Society places so much emphasis on preventing unwanted pregnancy that it has little time to address the desperately-wanted pregnancy and the heartbreak that occurs month after month when it doesn't happen. Once a couple decides to conceive and discontinues birth control methods, most automatically think that next month will be the month. After all, isn't it terribly difficult not to get pregnant? So a month goes by, then another and then another, and eventually they begin to wonder what's wrong. They find themselves questioning "Is it me? Is it him? Is it her?" Research shows, however, that the average couple in their 20s only has a 15 - 25% chance of conceiving in any one month. After reaching age 30, that percentage continues to decline. Unexplained infertility, therefore, might simply be explained by the odds and bad timing. After six months of not conceiving, a doctor will seriously discuss infertility issues with you, but you may not be diagnosed with infertility until you have been attempting to conceive for one year.

Male-Factor Infertility

There are a series of tests that doctors perform to determine if there may be a problem. One of the first tests is a sperm count and motility test. It is one of the simpler, more inexpensive tests to perform and is almost always used exclusively to rule out male-factor infertility. A man may not have a low sperm count, but his sperm may be sluggish and slower than the norm, which will affect their ability to fertilize an egg.

Female Infertility

Initial Testing

If the male is ruled out, however, several months of testing may be in the works for the female. On her way home from the doctor, she may find one of her first stops is the drugstore to pick up an ovulation predictor test or a basal body temperature thermometer or maybe both. Monitoring the female cycle for ovulation is one way to improve the odds. A woman's wakening body temperature will rise immediately after ovulation, so it may take a few months of charting the basal body temperature to determine if a woman is ovulating regularly, sporadically or not at all. If a woman is ovulating regularly, a couple of months of charting will determine when she is most fertile, which will be 2 to 3 days prior to the temperature spike on her chart. In conjunction with the body temperature charting, a doctor may order blood tests to check thyroid and other hormone levels in her body to see if a hormonal imbalance may be creating the problem.

Continued Testing

If a woman is ovulating regularly and conception does not occur after predicting her cycles, then more invasive procedures may be performed. A hysterosalpingogram may be performed by infusing dye through a woman's tubes while monitoring its motion with X-ray. The goal is to make sure the dye spills out of the tubes appropriately to prove no blockages. Often this test may be inconclusive and a doctor may order a diagnostic laparoscopy, which is outpatient surgery under general anesthesia to check the ovaries and tubes more closely. If those tests show no problems with the female, then the doctor may anticipate that the problem lies with the reaction of the two reproductive systems together and order a post-coital test. This test involves a doctor visit shortly after intercourse to examine the way a woman's bodily fluids are reacting to the sperm deposit. Is something in her body chemistry killing the sperm, or to paraphrase, are the soldiers being picked off before they ever get to the gate? As you can see, there are numerous tests that may be performed to determine what may be preventing pregnancy, but once a doctor has exhausted all resources with no conclusion, a diagnosis of "unexplained infertility" will be given. At some point, the doctor will stop the myriad of tests looking for a problem and begin concentrating on conception, which was, of course, the original objective. Statistics show that in many unexplained infertility cases, conception will occur when science runs interference against nature.

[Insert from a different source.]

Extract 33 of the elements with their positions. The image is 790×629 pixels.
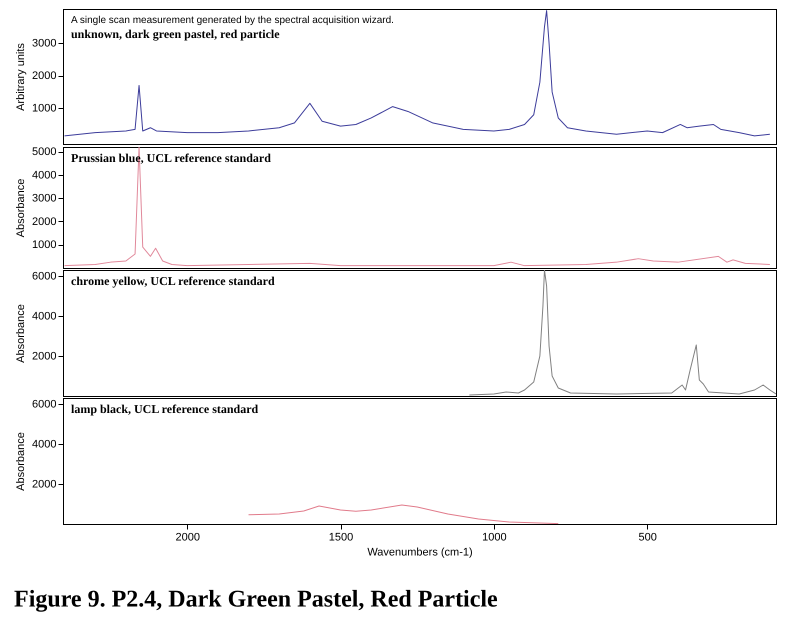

Fertility drugs, including orally administered Clomid and other injectable gonadatrophins, may be used to increase chances of conception. The female will be monitored closely while taking these drugs, especially the injectable varieties as they can on rare occasions send the ovaries into overdrive creating a health risk. Imitating the body's natural processes through science can be a very meticulous process, with timing of fertility injections being extremely important. During this time, most doctors will also monitor the ovaries via ultrasound to attempt to prevent a woman's conceiving too many children at once. To further increase chances of conception during this process, the collected sperm will be put through a sperm-washing procedure to separate them from the seminal fluid for direct injection through the cervix and toward the waiting egg(s).


There's no mistaking the result of curing unexplained infertility. It's all in the sound of a baby's cry.